A former quarterback himself, he knows the importance of that vital position.

“You cannot win without good quarterback play,” Dickenson said. “You’ve got to be able to make some plays — off-schedule plays, move-around plays, plays that break down, plays that aren’t designed perfectly, but somehow you found the right guy, and then those big throws where you’re taking that hit.”

But it’s going to take a team effort, and that includes the club’s receiving corp.

“We always have to band together because we need everything to go right for our receivers to get the ball,” said Nik Lewis, the Stampeders’ receivers coach. “The running back has to pick up the blitz, the o-line has to block, the quarterback has to make the right reads, and then give us a catchable ball.”

Lewis brings a unique perspective to this season’s frustrations as he was a 22-year-old rookie in Calgary in 2004 when the Stamps went 4-14 under coach Matt Dunigan. They turned it around the next season and haven’t missed the playoffs since.”

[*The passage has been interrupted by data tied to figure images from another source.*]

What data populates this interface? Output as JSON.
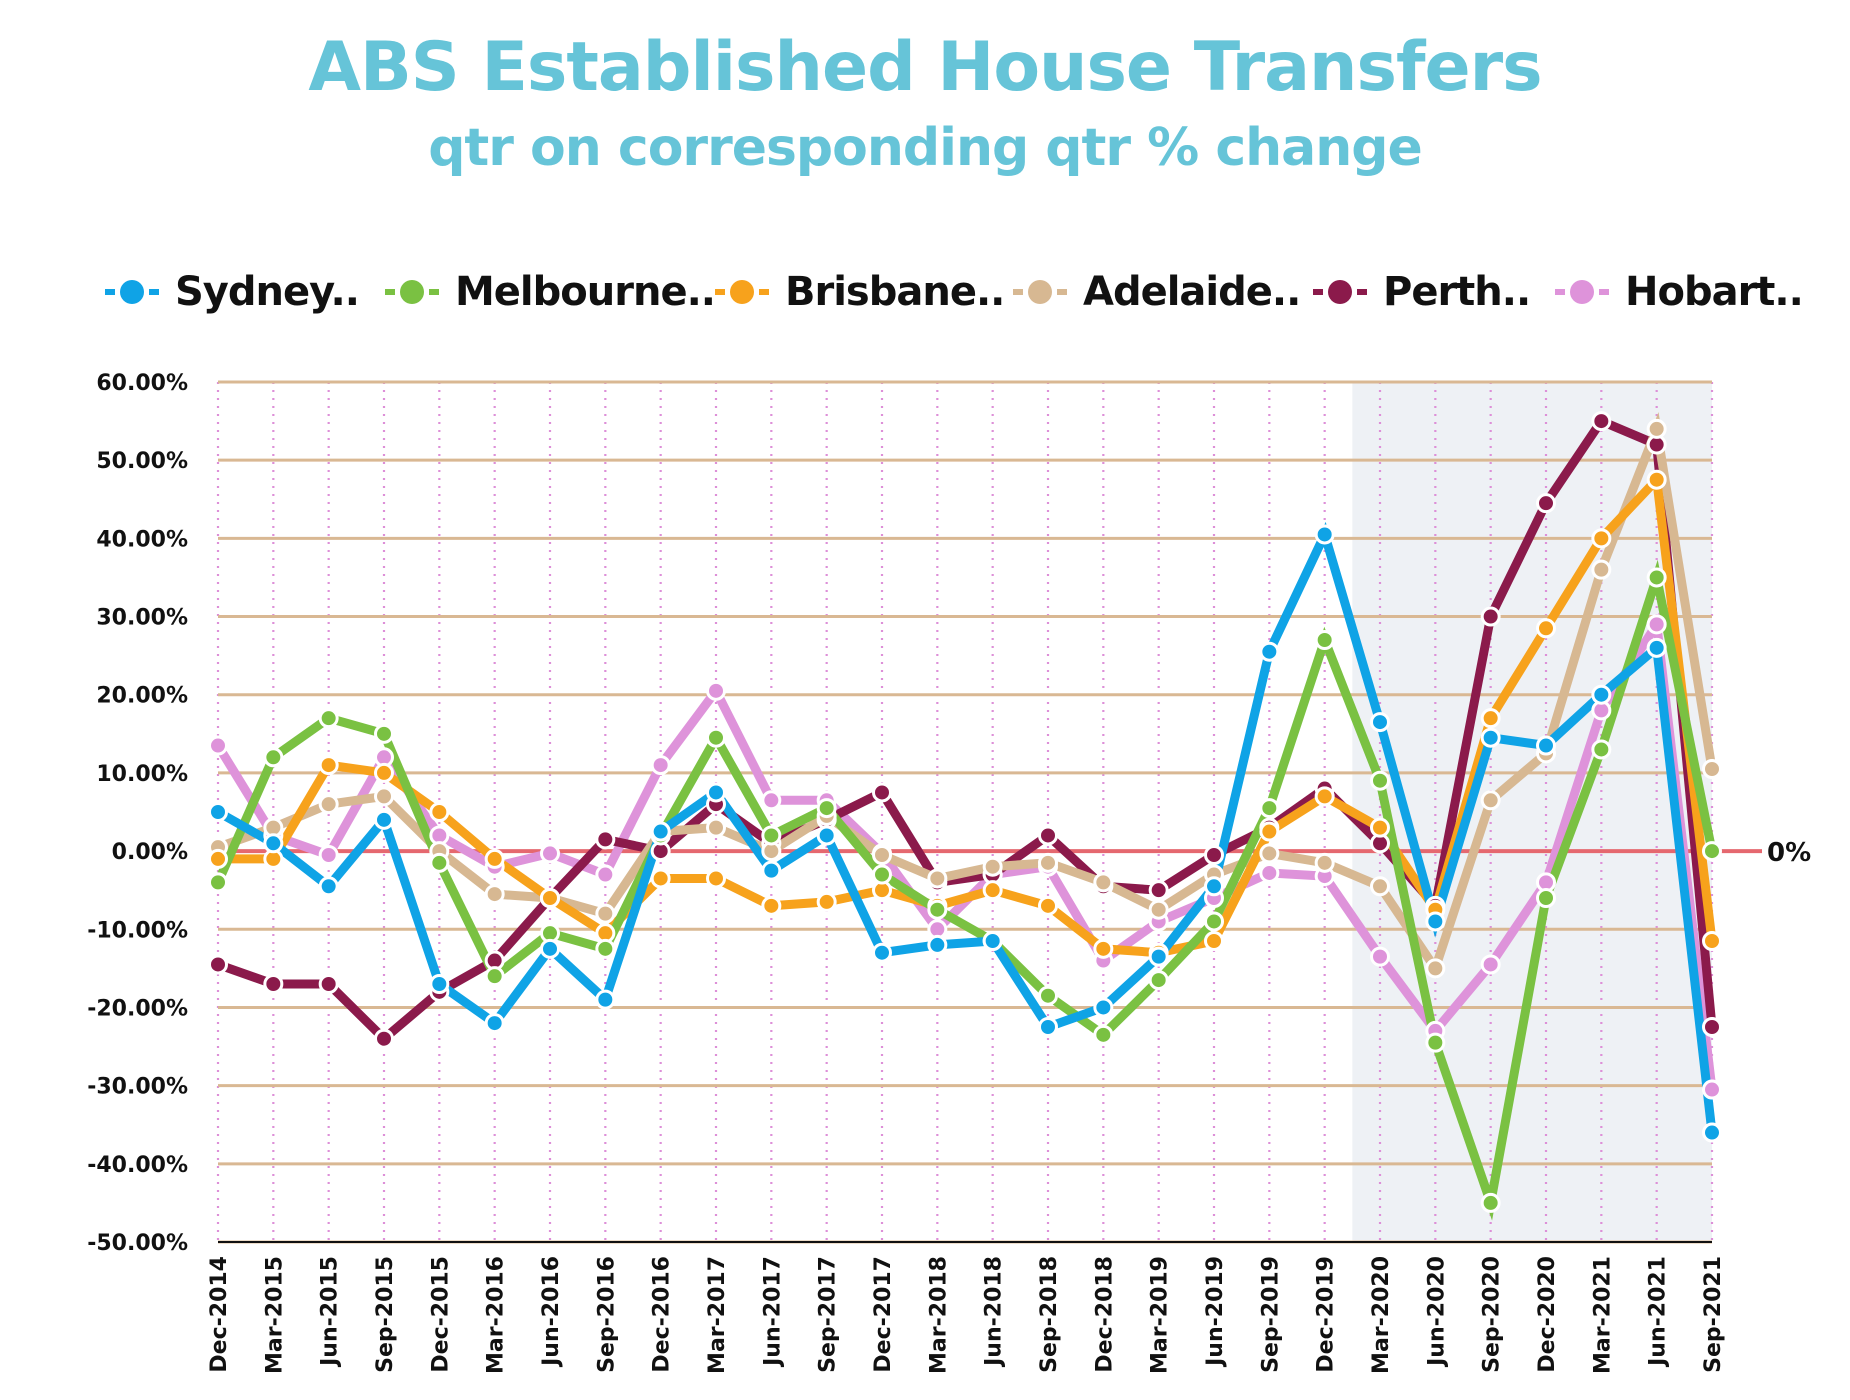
{
  "title": "ABS Established House Transfers",
  "subtitle": "qtr on corresponding qtr % change",
  "chart_data": {
    "type": "line",
    "title": "ABS Established House Transfers",
    "subtitle": "qtr on corresponding qtr % change",
    "xlabel": "",
    "ylabel": "",
    "ylim": [
      -50,
      60
    ],
    "y_ticks": [
      "60.00%",
      "50.00%",
      "40.00%",
      "30.00%",
      "20.00%",
      "10.00%",
      "0.00%",
      "-10.00%",
      "-20.00%",
      "-30.00%",
      "-40.00%",
      "-50.00%"
    ],
    "grid": true,
    "legend_position": "top",
    "zero_line_label": "0%",
    "shaded_period": [
      "Mar-2020",
      "Sep-2021"
    ],
    "categories": [
      "Dec-2014",
      "Mar-2015",
      "Jun-2015",
      "Sep-2015",
      "Dec-2015",
      "Mar-2016",
      "Jun-2016",
      "Sep-2016",
      "Dec-2016",
      "Mar-2017",
      "Jun-2017",
      "Sep-2017",
      "Dec-2017",
      "Mar-2018",
      "Jun-2018",
      "Sep-2018",
      "Dec-2018",
      "Mar-2019",
      "Jun-2019",
      "Sep-2019",
      "Dec-2019",
      "Mar-2020",
      "Jun-2020",
      "Sep-2020",
      "Dec-2020",
      "Mar-2021",
      "Jun-2021",
      "Sep-2021"
    ],
    "series": [
      {
        "name": "Hobart..",
        "color": "#de93da",
        "values": [
          13.5,
          2,
          -0.5,
          12,
          2,
          -2,
          -0.3,
          -3,
          11,
          20.5,
          6.5,
          6.5,
          -0.3,
          -10,
          -3,
          -2,
          -14,
          -9,
          -6,
          -2.8,
          -3.2,
          -13.5,
          -23,
          -14.5,
          -4,
          18,
          29,
          -30.5
        ]
      },
      {
        "name": "Perth..",
        "color": "#8b1a4b",
        "values": [
          -14.5,
          -17,
          -17,
          -24,
          -18,
          -14,
          -6,
          1.5,
          0,
          6,
          1,
          4,
          7.5,
          -4,
          -3,
          2,
          -4.5,
          -5,
          -0.5,
          3,
          8,
          1,
          -7,
          30,
          44.5,
          55,
          52,
          -22.5
        ]
      },
      {
        "name": "Adelaide..",
        "color": "#d7b892",
        "values": [
          0.5,
          3,
          6,
          7,
          0,
          -5.5,
          -6,
          -8,
          2.5,
          3,
          0,
          4.5,
          -0.5,
          -3.5,
          -2,
          -1.5,
          -4,
          -7.5,
          -3,
          -0.3,
          -1.5,
          -4.5,
          -15,
          6.5,
          12.5,
          36,
          54,
          10.5
        ]
      },
      {
        "name": "Brisbane..",
        "color": "#f7a21c",
        "values": [
          -1,
          -1,
          11,
          10,
          5,
          -1,
          -6,
          -10.5,
          -3.5,
          -3.5,
          -7,
          -6.5,
          -5,
          -7,
          -5,
          -7,
          -12.5,
          -13,
          -11.5,
          2.5,
          7,
          3,
          -7.5,
          17,
          28.5,
          40,
          47.5,
          -11.5
        ]
      },
      {
        "name": "Melbourne..",
        "color": "#7ac142",
        "values": [
          -4,
          12,
          17,
          15,
          -1.5,
          -16,
          -10.5,
          -12.5,
          2,
          14.5,
          2,
          5.5,
          -3,
          -7.5,
          -11.5,
          -18.5,
          -23.5,
          -16.5,
          -9,
          5.5,
          27,
          9,
          -24.5,
          -45,
          -6,
          13,
          35,
          0
        ]
      },
      {
        "name": "Sydney..",
        "color": "#0fa3e6",
        "values": [
          5,
          1,
          -4.5,
          4,
          -17,
          -22,
          -12.5,
          -19,
          2.5,
          7.5,
          -2.5,
          2,
          -13,
          -12,
          -11.5,
          -22.5,
          -20,
          -13.5,
          -4.5,
          25.5,
          40.5,
          16.5,
          -9,
          14.5,
          13.5,
          20,
          26,
          -36
        ]
      }
    ]
  },
  "legend": [
    "Sydney..",
    "Melbourne..",
    "Brisbane..",
    "Adelaide..",
    "Perth..",
    "Hobart.."
  ],
  "legend_colors": [
    "#0fa3e6",
    "#7ac142",
    "#f7a21c",
    "#d7b892",
    "#8b1a4b",
    "#de93da"
  ]
}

“Thinking back and just looking at it, there’s just got to be an ultimate belief that you can get it done. Look at Montreal, they were 6-7 last year and they’ve gone 18-2 since then,” said Lewis.

Montreal is also looking to rebound from a 37-23 loss to the B.C. Lions last week. But for head coach Jason Maas, he says his team’s mindset doesn’t change, regardless of what happened the previous week.

“Last year when we went through a four-game losing streak, you couldn’t tell if we were on a four-game winning streak or a four-game losing streak by the way the guys were in the building, the way we prepared, the type of work ethic we have,” said Maas. “All our standards are set, so that’s all we focus on.”

While they may have already clinched a playoff spot, Alouettes’ quarterback Cody Fajardo says this closing stretch remains critical because they want to finish the season strong, just like last year when they won their final five regular-season games before ultimately winning the Grey Cup.

“It doesn’t matter about what you do at the beginning of the year,” said Fajardo. “All that matters is how you end the year and how well you’re playing going into the playoffs so that’s what these games are about.”

The Alouettes’ are kicking off a three-game road stretch, one Fajardo looks forward to.

“You understand what kind of team you have when you play on the road because it’s us versus the world mentality and you can feel everybody against you,” said Fajardo. “Plus, I always tend to find more joy in silencing thousands of people than bringing thousands of people to their feet.”